Kalau sampai ada indikasi penyimpangan, mungkin pemerintahan yang baru bisa minta proyek dibatalkan, seperti yang terjadi di Malaysia.

Pertanyaannya, siapa yang harus bertanggung jawab: hanya eksekutif, atau eksekutif bersama legislatif?

Malaysia-Singapura

Sebelumnya, Pemerintah Malaysia dan Singapura telah sepakat menghentikan proyek kereta cepat bernilai US$ 25 miliar (Rp 352,89 triliun) yang diteken pada 2016. Kesepakatan itu dicapai setelah perundingan yang berlarut-larut sehingga gagal memecahkan kebuntuan atas tuntutan Malaysia yang ingin ada perubahan blue print proyek tersebut.

Sebagaimana dilaporkan SCMP, Jumat (1/1/2021), akibat pembatalan itu, Pemerintah Malaysia harus membayar denda lebih dari 100 juta dolar Singapura (Rp 1,06 triliun) kepada Singapura. Dalam pernyataan bersama antara PM Malaysia Muhyiddin Yasin dan PM Singapura Lee Hsien Loong, Singapura mengonfirmasi tidak bisa menyetujui perubahan yang diusulkan Malaysia hingga deadline 31 Desember 2020.

“Kedua negara akan mematuhi kewajiban masing-masing dan sekarang akan melanjutkan dengan tindakan yang diperlukan sebagai hasil dari penghentian proyek tersebut,” demikian isi pernyataan bersama kedua negara.

“(Kedua negara) berkomitmen untuk menjaga hubungan bilateral yang baik dan bekerja sama secara erat di berbagai bidang, termasuk memperkuat konektivitas kedua negara,” lanjutnya dilansir CNBC Indonesia (01 January 2021 20:30).

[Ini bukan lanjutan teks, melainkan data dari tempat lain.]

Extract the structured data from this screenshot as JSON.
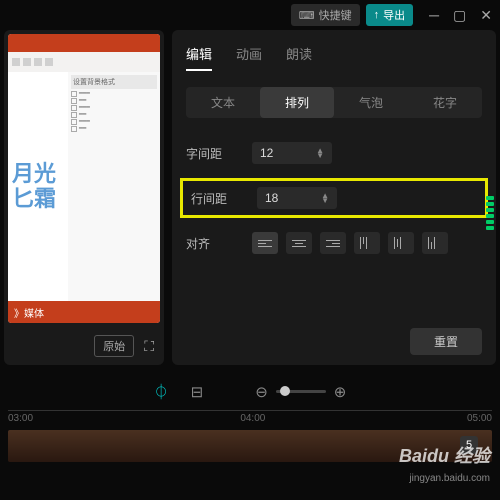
{
  "titlebar": {
    "shortcut": "快捷键",
    "export": "导出"
  },
  "tabs": [
    "编辑",
    "动画",
    "朗读"
  ],
  "subtabs": [
    "文本",
    "排列",
    "气泡",
    "花字"
  ],
  "rows": {
    "charSpacing": {
      "label": "字间距",
      "value": "12"
    },
    "lineSpacing": {
      "label": "行间距",
      "value": "18"
    },
    "align": {
      "label": "对齐"
    }
  },
  "reset": "重置",
  "preview": {
    "original": "原始",
    "slideText1": "月光",
    "slideText2": "匕霜",
    "panelTitle": "设置背景格式",
    "footer": "》媒体"
  },
  "timeline": {
    "marks": [
      "03:00",
      "04:00",
      "05:00"
    ],
    "clip": "5"
  },
  "watermark": {
    "main": "Baidu 经验",
    "sub": "jingyan.baidu.com"
  }
}
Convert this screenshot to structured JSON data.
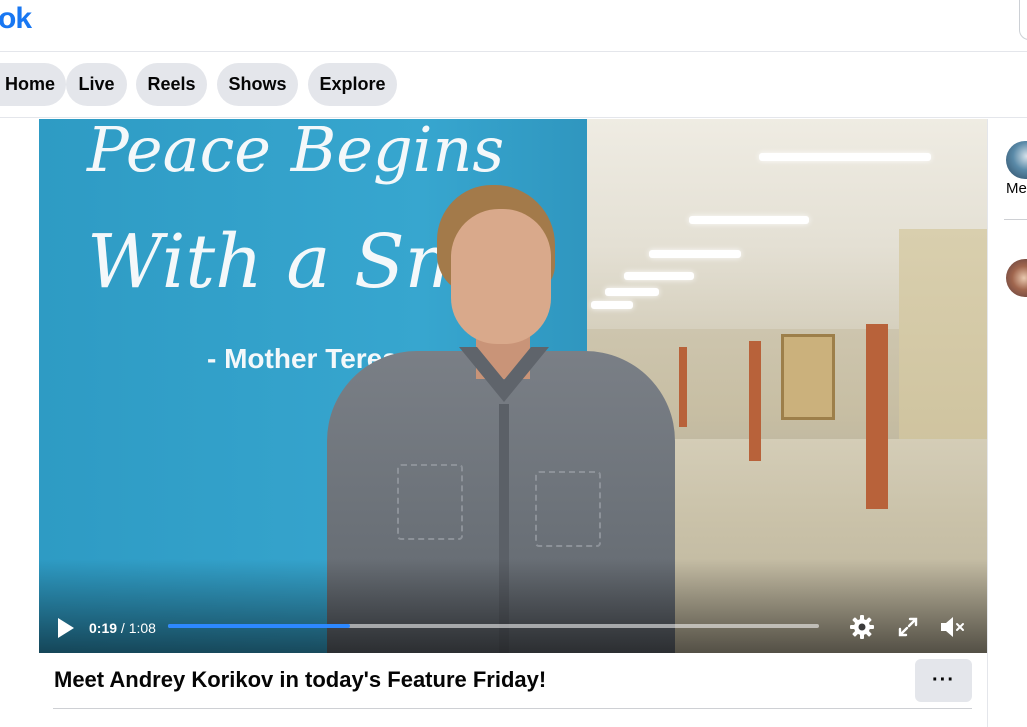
{
  "header": {
    "logo_text": "ok",
    "brand_color": "#1877f2"
  },
  "tabs": [
    {
      "label": "Home"
    },
    {
      "label": "Live"
    },
    {
      "label": "Reels"
    },
    {
      "label": "Shows"
    },
    {
      "label": "Explore"
    }
  ],
  "video": {
    "banner_line1": "Peace Begins",
    "banner_line2": "With a Smi",
    "banner_line3": "- Mother Teresa",
    "current_time": "0:19",
    "separator": " / ",
    "duration": "1:08",
    "progress_fraction": 0.2794,
    "progress_color": "#2d88ff",
    "icons": {
      "play": "play-icon",
      "settings": "gear-icon",
      "fullscreen": "fullscreen-icon",
      "mute": "volume-muted-icon"
    }
  },
  "post": {
    "title": "Meet Andrey Korikov in today's Feature Friday!",
    "more_label": "···"
  },
  "sidebar": {
    "item1_text": "Me"
  }
}
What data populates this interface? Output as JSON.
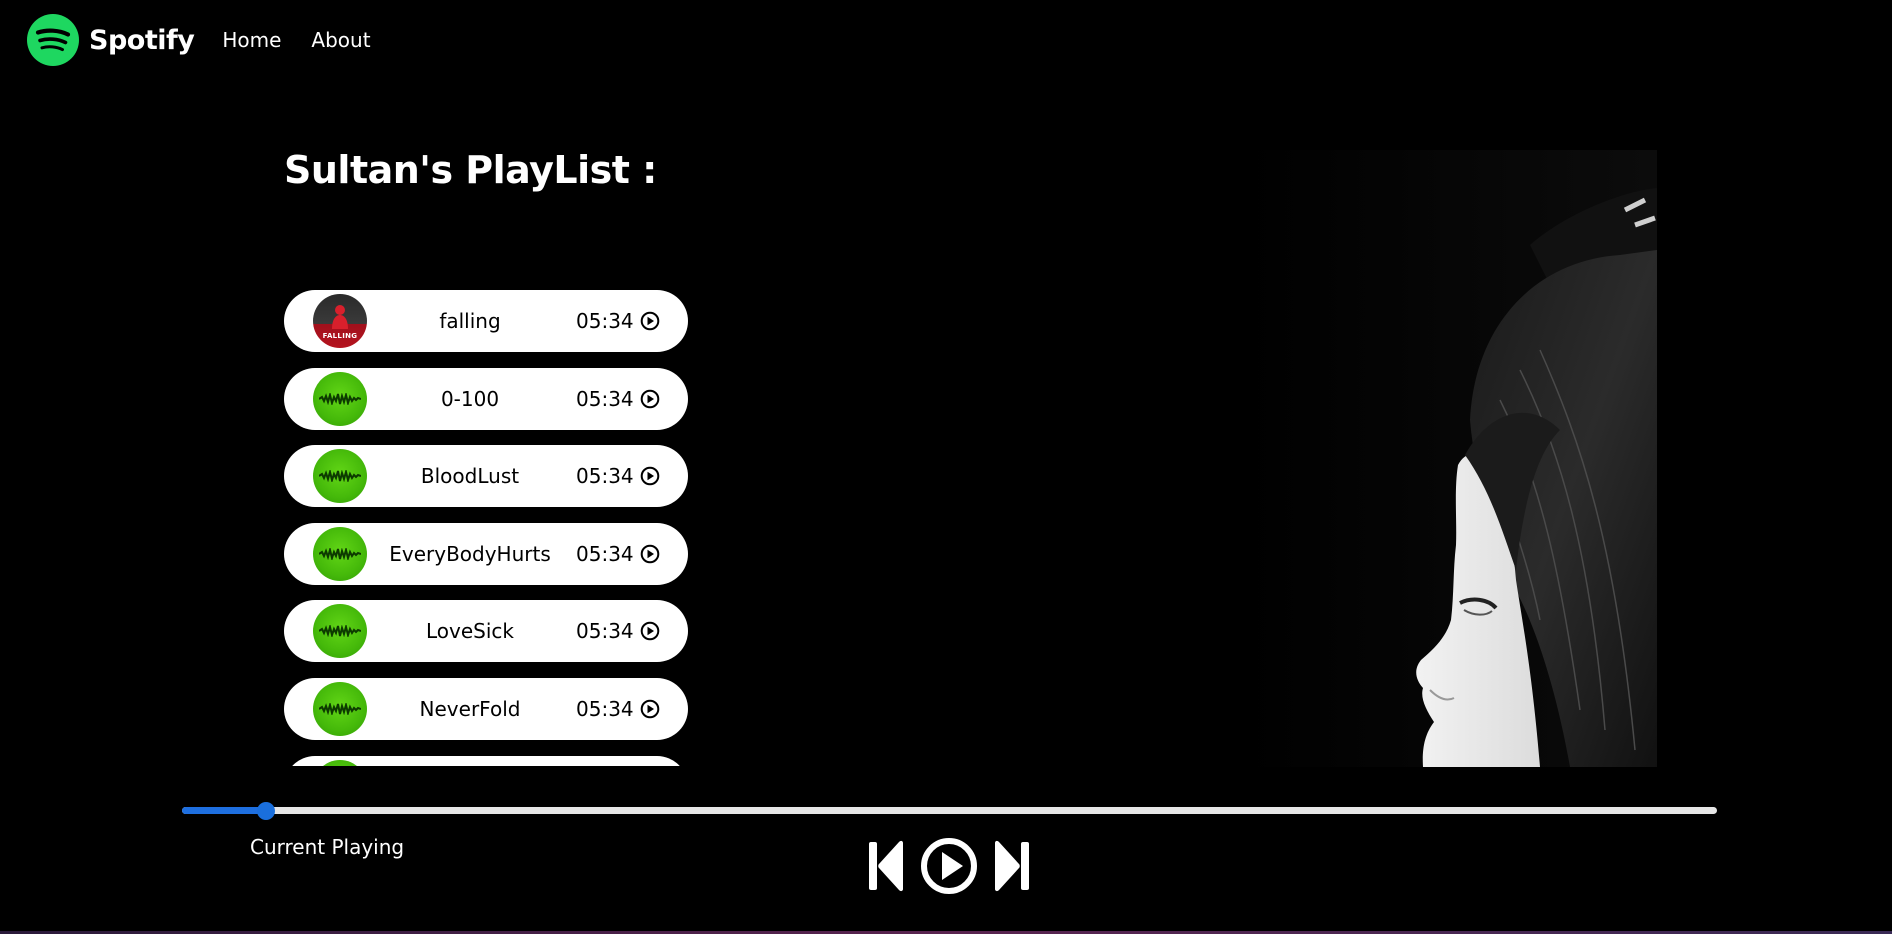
{
  "app": {
    "brand": "Spotify",
    "brand_color": "#1ed760"
  },
  "nav": {
    "links": [
      {
        "label": "Home"
      },
      {
        "label": "About"
      }
    ]
  },
  "playlist": {
    "title": "Sultan's PlayList :",
    "songs": [
      {
        "name": "falling",
        "duration": "05:34",
        "cover": "falling-cover",
        "cover_caption": "FALLING"
      },
      {
        "name": "0-100",
        "duration": "05:34",
        "cover": "no-name-cover"
      },
      {
        "name": "BloodLust",
        "duration": "05:34",
        "cover": "no-name-cover"
      },
      {
        "name": "EveryBodyHurts",
        "duration": "05:34",
        "cover": "no-name-cover"
      },
      {
        "name": "LoveSick",
        "duration": "05:34",
        "cover": "no-name-cover"
      },
      {
        "name": "NeverFold",
        "duration": "05:34",
        "cover": "no-name-cover"
      },
      {
        "name": "",
        "duration": "",
        "cover": "no-name-cover"
      }
    ]
  },
  "player": {
    "current_label": "Current Playing",
    "progress": 0.055,
    "progress_color": "#1e6fe0",
    "controls": [
      "previous-icon",
      "play-icon",
      "next-icon"
    ]
  }
}
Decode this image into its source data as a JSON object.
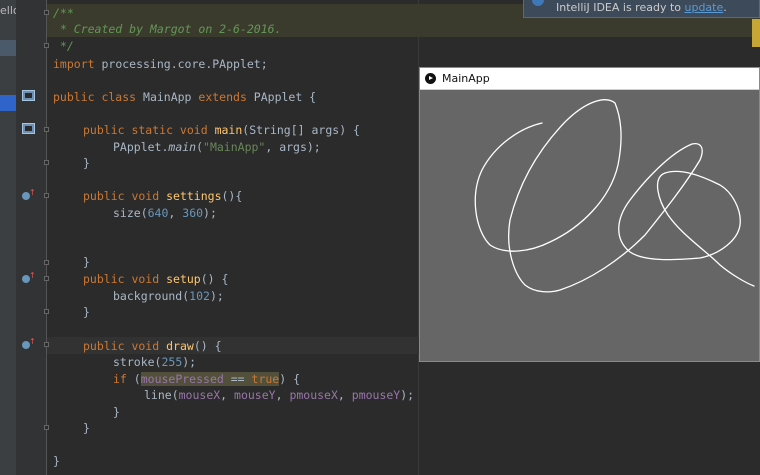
{
  "left_panel": {
    "cut_text": "ello"
  },
  "notification": {
    "text": "IntelliJ IDEA is ready to ",
    "link": "update",
    "end": "."
  },
  "code": {
    "c1": "/**",
    "c2": " * Created by Margot on 2-6-2016.",
    "c3": " */",
    "import_kw": "import",
    "import_path": " processing.core.PApplet;",
    "cls_kw": "public class",
    "cls_name": " MainApp ",
    "cls_ext": "extends",
    "cls_base": " PApplet {",
    "main_kw": "public static void",
    "main_fn": "main",
    "main_sig": "(String[] args) {",
    "pa": "PApplet.",
    "pa_main": "main",
    "pa_open": "(",
    "pa_str": "\"MainApp\"",
    "pa_rest": ", args);",
    "brace": "}",
    "settings_kw": "public void",
    "settings_fn": "settings",
    "settings_end": "(){",
    "size_fn": "size(",
    "size_a": "640",
    "size_sep": ", ",
    "size_b": "360",
    "size_end": ");",
    "setup_kw": "public void",
    "setup_fn": "setup",
    "setup_end": "() {",
    "bg_fn": "background(",
    "bg_v": "102",
    "bg_end": ");",
    "draw_kw": "public void",
    "draw_fn": "draw",
    "draw_end": "() {",
    "stroke_fn": "stroke(",
    "stroke_v": "255",
    "stroke_end": ");",
    "if_kw": "if",
    "if_open": " (",
    "if_var": "mousePressed",
    "if_op": " == ",
    "if_true": "true",
    "if_close": ") {",
    "line_fn": "line(",
    "line_a": "mouseX",
    "line_b": "mouseY",
    "line_c": "pmouseX",
    "line_d": "pmouseY",
    "line_end": ");"
  },
  "app_window": {
    "title": "MainApp"
  },
  "colors": {
    "keyword": "#cc7832",
    "function": "#ffc66d",
    "string": "#6a8759",
    "number": "#6897bb",
    "field": "#9876aa",
    "comment": "#629755"
  }
}
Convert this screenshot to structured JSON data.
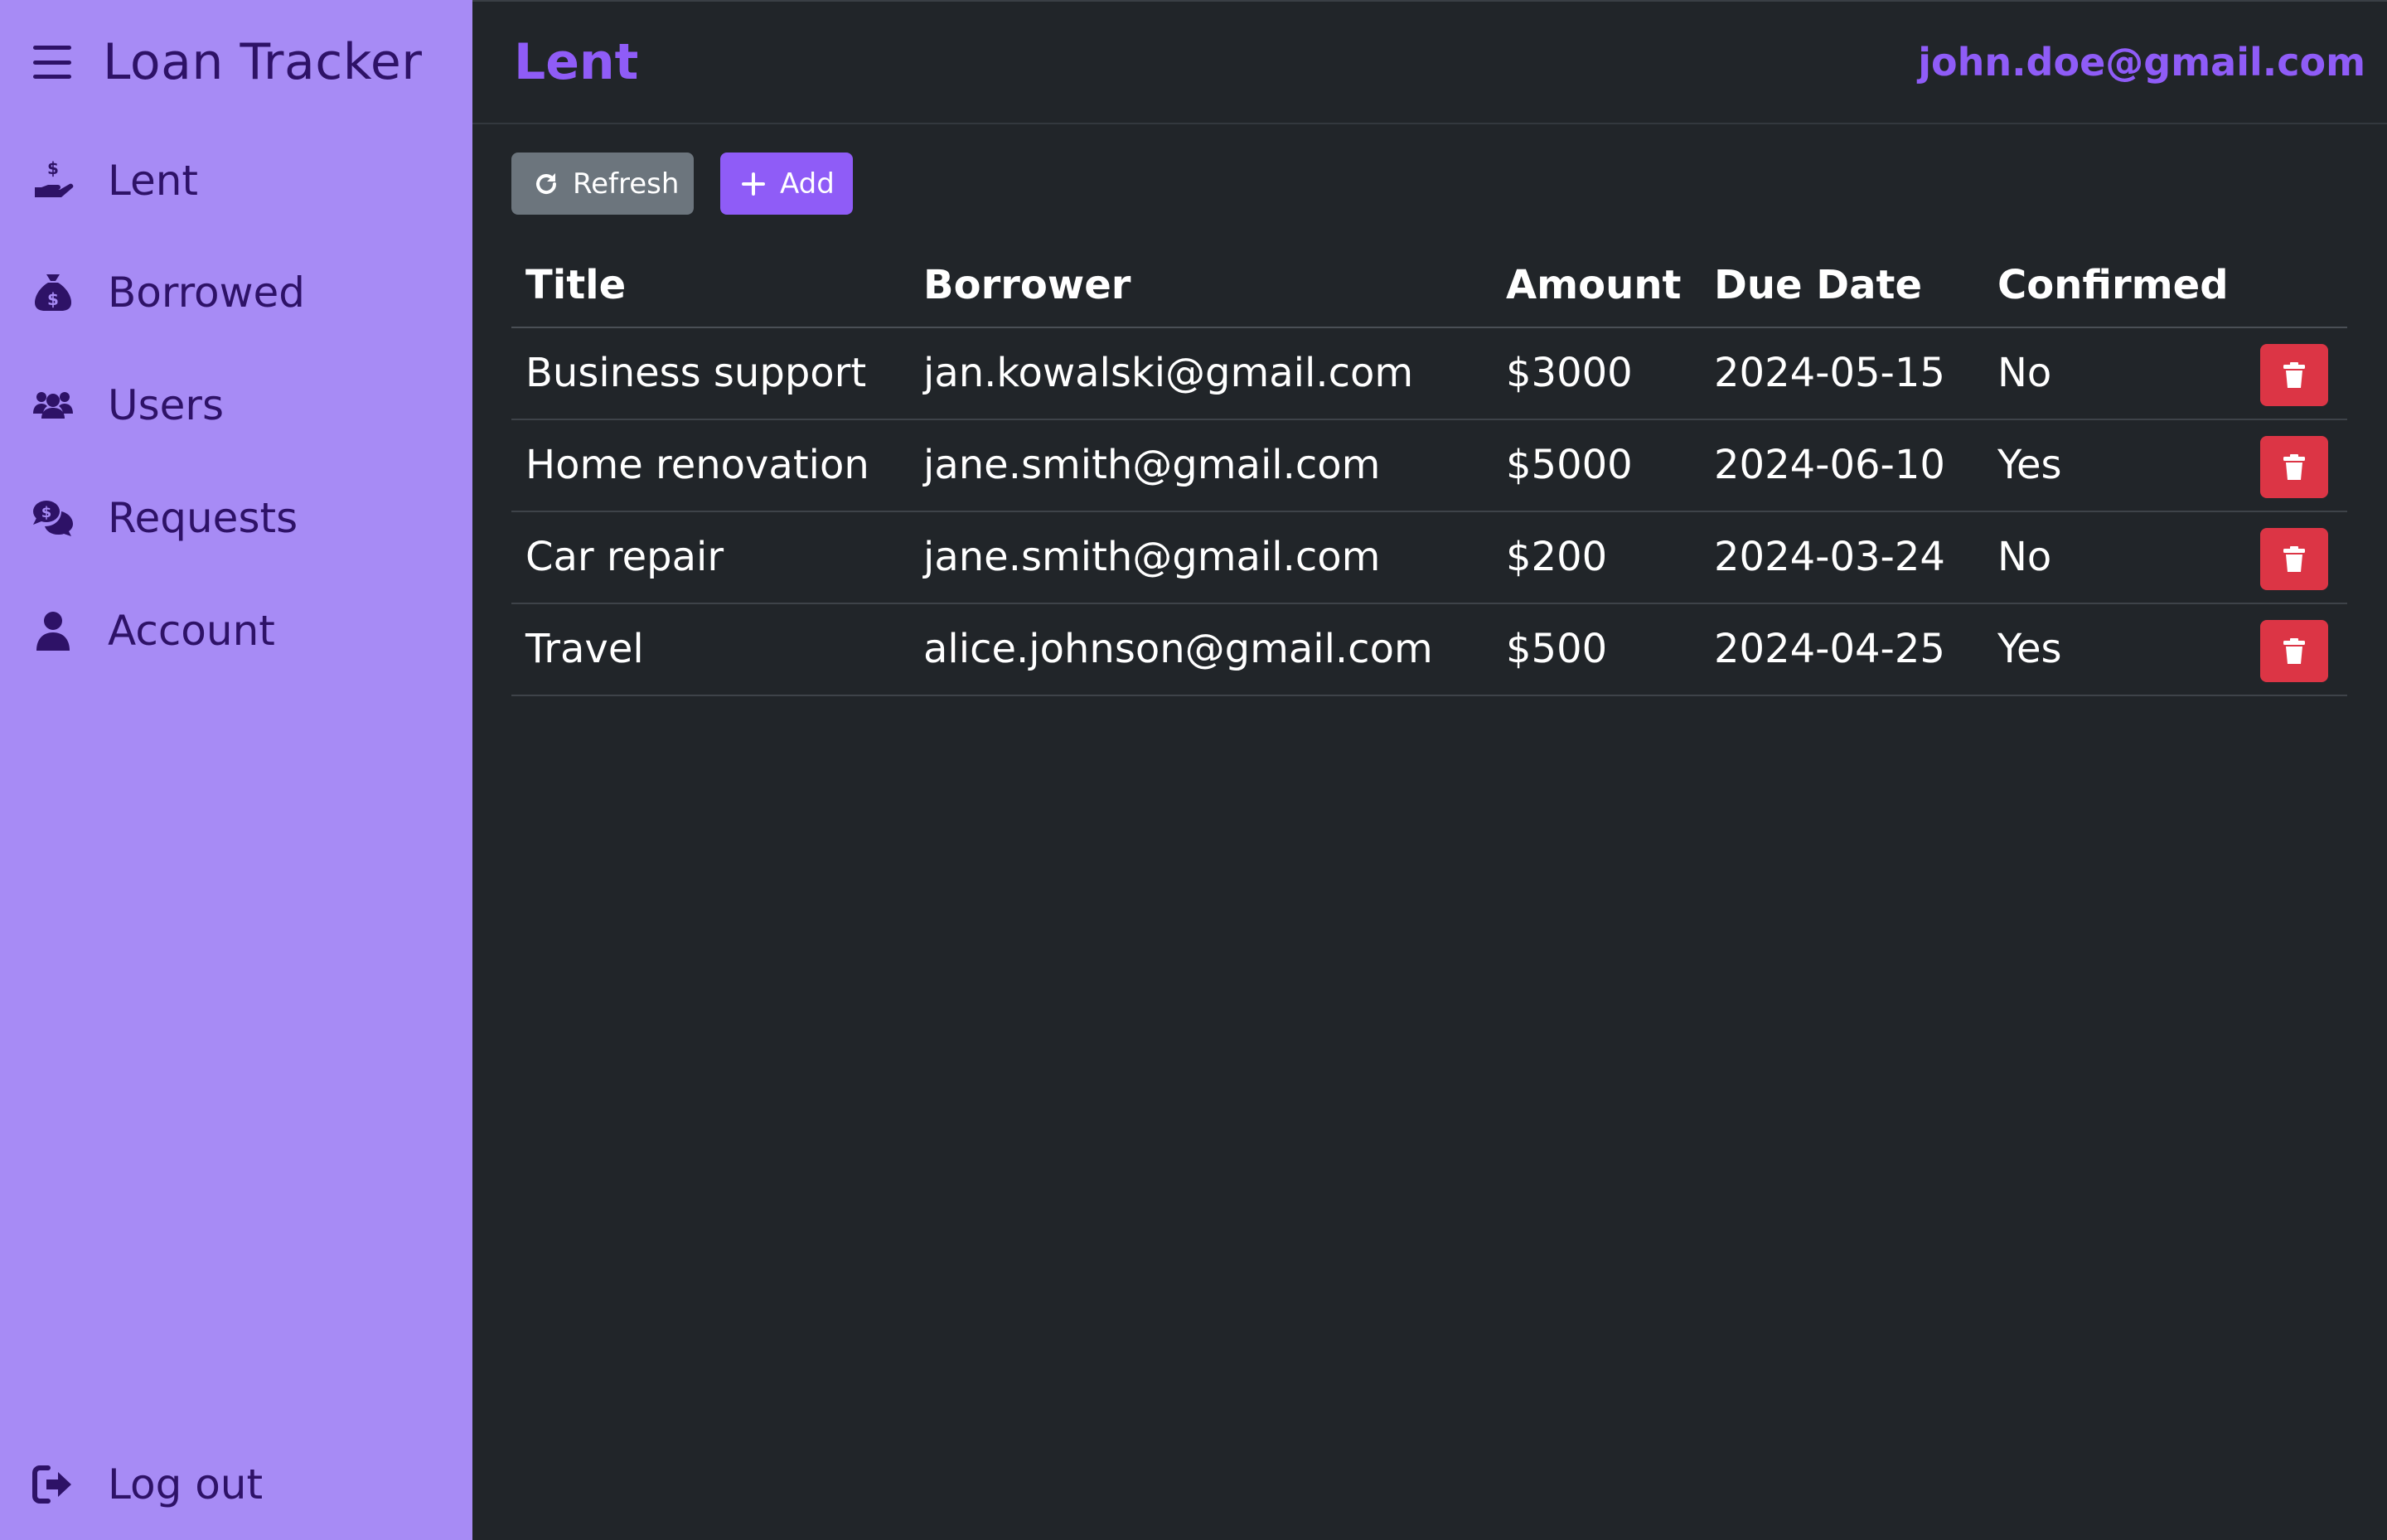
{
  "app": {
    "title": "Loan Tracker"
  },
  "sidebar": {
    "items": [
      {
        "label": "Lent",
        "icon": "hand-holding-dollar-icon"
      },
      {
        "label": "Borrowed",
        "icon": "money-bag-icon"
      },
      {
        "label": "Users",
        "icon": "users-icon"
      },
      {
        "label": "Requests",
        "icon": "comments-dollar-icon"
      },
      {
        "label": "Account",
        "icon": "user-icon"
      }
    ],
    "logout_label": "Log out"
  },
  "header": {
    "page_title": "Lent",
    "user_email": "john.doe@gmail.com"
  },
  "toolbar": {
    "refresh_label": "Refresh",
    "add_label": "Add"
  },
  "table": {
    "columns": [
      "Title",
      "Borrower",
      "Amount",
      "Due Date",
      "Confirmed"
    ],
    "rows": [
      {
        "title": "Business support",
        "borrower": "jan.kowalski@gmail.com",
        "amount": "$3000",
        "due_date": "2024-05-15",
        "confirmed": "No"
      },
      {
        "title": "Home renovation",
        "borrower": "jane.smith@gmail.com",
        "amount": "$5000",
        "due_date": "2024-06-10",
        "confirmed": "Yes"
      },
      {
        "title": "Car repair",
        "borrower": "jane.smith@gmail.com",
        "amount": "$200",
        "due_date": "2024-03-24",
        "confirmed": "No"
      },
      {
        "title": "Travel",
        "borrower": "alice.johnson@gmail.com",
        "amount": "$500",
        "due_date": "2024-04-25",
        "confirmed": "Yes"
      }
    ]
  },
  "colors": {
    "sidebar_bg": "#a78bf5",
    "sidebar_text": "#2e1267",
    "accent": "#8f5cf7",
    "content_bg": "#212529",
    "danger": "#dc3545",
    "secondary": "#6c757d"
  }
}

Sebagai gambaran, perjanjian bilateral proyek ambisius senilai US$ 25 miliar (Rp 352,89 triliun) itu diteken pada 2016. Saat itu, posisi PM Malaysia masih dijabat Najib Razak.

Namun, situasi berubah lantaran Najib tersangkut kasus korupsi 1MDB. Hal tersebut diikuti gejolak politik di Malaysia di mana terjadi dua kali pergantian pemerintahan.

Aliansi Pakatan Harapan yang di luar dugaan telah memenangi pemilu 2018 meminta agar proyek ini dinegosiasikan ulang. Mereka mempertanyakan biaya dan manfaat proyek tersebut. Alasan lain adalah kekhawatiran menumpuknya utang yang harus ditanggung Malaysia.

Pemerintahan Pakatan Harapan lalu digulingkan, Maret lalu. Pemerintahan baru di bawah kendali PM Muhyiddin mengupayakan beberapa perubahan pada rencana itu, termasuk penataan kembali jalur kereta cepat agar bisa menghubungkannya ke Bandara Internasional Kuala Lumpur (KLIA). Namun, pejabat Singapura menolak permintaan itu.